The coalition is so widely supported because Save Darfur has affirmed a great truth in US politics: that a bunch of activists, working with a bunch of famous politicians, publishing a bunch of ads in the New York Times can actually make some progress. That’s the real reason why President Bush has spoken out in favor of Darfur: Because millions of people (some of them famous) have begged him to do so for years. (... people who probably wouldn't have known about the genocide if not for Save Darfur's ad campaigns.)

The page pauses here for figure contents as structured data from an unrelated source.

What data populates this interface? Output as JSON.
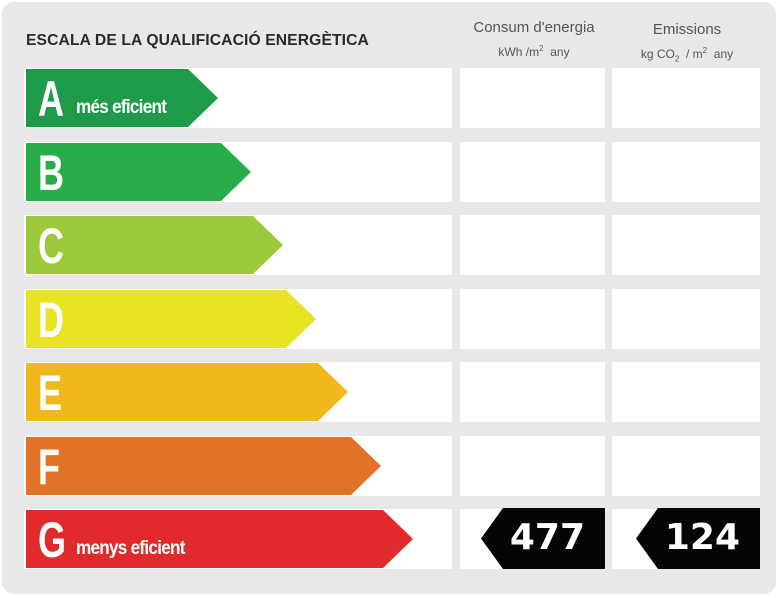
{
  "title": "ESCALA DE LA QUALIFICACIÓ ENERGÈTICA",
  "columns": {
    "energy": {
      "label": "Consum d'energia",
      "unit_prefix": "kWh /m",
      "unit_sup": "2",
      "unit_suffix": "any"
    },
    "emissions": {
      "label": "Emissions",
      "unit_prefix": "kg CO",
      "unit_sub": "2",
      "unit_mid": "/ m",
      "unit_sup": "2",
      "unit_suffix": "any"
    }
  },
  "classes": [
    {
      "letter": "A",
      "description": "més eficient",
      "color": "#1e9b48"
    },
    {
      "letter": "B",
      "description": "",
      "color": "#29ad4a"
    },
    {
      "letter": "C",
      "description": "",
      "color": "#9cc83c"
    },
    {
      "letter": "D",
      "description": "",
      "color": "#e8e324"
    },
    {
      "letter": "E",
      "description": "",
      "color": "#f0b81c"
    },
    {
      "letter": "F",
      "description": "",
      "color": "#e07328"
    },
    {
      "letter": "G",
      "description": "menys eficient",
      "color": "#e02a2b"
    }
  ],
  "rating": {
    "class": "G",
    "energy_value": "477",
    "emissions_value": "124",
    "marker_color": "#050505"
  }
}
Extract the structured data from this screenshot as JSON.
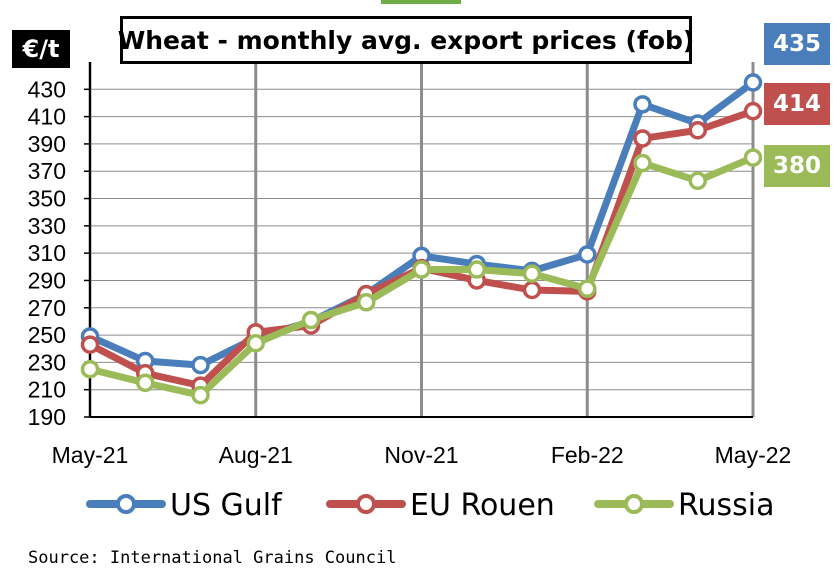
{
  "unit_label": "€/t",
  "source": "Source: International Grains Council",
  "chart_data": {
    "type": "line",
    "title": "Wheat - monthly avg. export prices (fob)",
    "ylabel": "€/t",
    "ylim": [
      190,
      450
    ],
    "yticks": [
      190,
      210,
      230,
      250,
      270,
      290,
      310,
      330,
      350,
      370,
      390,
      410,
      430
    ],
    "ytick_labels": [
      "190",
      "210",
      "230",
      "250",
      "270",
      "290",
      "310",
      "330",
      "350",
      "370",
      "390",
      "410",
      "430"
    ],
    "x_categories": [
      "May-21",
      "Jun-21",
      "Jul-21",
      "Aug-21",
      "Sep-21",
      "Oct-21",
      "Nov-21",
      "Dec-21",
      "Jan-22",
      "Feb-22",
      "Mar-22",
      "Apr-22",
      "May-22"
    ],
    "x_tick_labels": [
      "May-21",
      "Aug-21",
      "Nov-21",
      "Feb-22",
      "May-22"
    ],
    "grid": true,
    "legend_position": "bottom",
    "series": [
      {
        "name": "US Gulf",
        "color": "#4a7ebb",
        "values": [
          249,
          231,
          228,
          248,
          260,
          280,
          308,
          302,
          297,
          309,
          419,
          405,
          435
        ],
        "end_label": "435"
      },
      {
        "name": "EU Rouen",
        "color": "#c0504d",
        "values": [
          243,
          222,
          213,
          252,
          257,
          280,
          299,
          290,
          283,
          282,
          394,
          400,
          414
        ],
        "end_label": "414"
      },
      {
        "name": "Russia",
        "color": "#9bbb59",
        "values": [
          225,
          215,
          206,
          244,
          261,
          274,
          298,
          298,
          295,
          284,
          376,
          363,
          380
        ],
        "end_label": "380"
      }
    ]
  }
}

If even that seems too benevolent for our president, consider this: Bush has only very recently taken small steps to end the genocide, but he talked about Darfur for years before he did anything about it. Since 2003, Bush was just being another corrupt politician: He didn’t want the legacy and publicity of a genocide hanging over his head, in the face of a growing movement to end it; but he still wasn’t ready to truly confront the power of China head-on. And so, like any politician, he remained a hypocrite, matching moral words with immoral inaction because he was too afraid of the repercussions of real bravery.

So finally, four years into the genocide, and four years into my activism to end it, Bush’s rhetoric FINALLY begins to become reality. And what happens? The radical community—reactionary, and skeptical of anything the US government supports—decides my movement’s first real success is just a conspiracy.


The Sudanese Communist party agrees with most of what I--and the Save Darfur Coalition-- has said about how to end the Darfur Genocide.



So maybe Western radicals--so eager to give the people of Sudan their autonomy-- should start listening to them, in stead of their own propaganda.

It seems to me that it would be a tragic irony if, after everything else they've endured, the civilians of Darfur became casualties in an unnecessary activist war.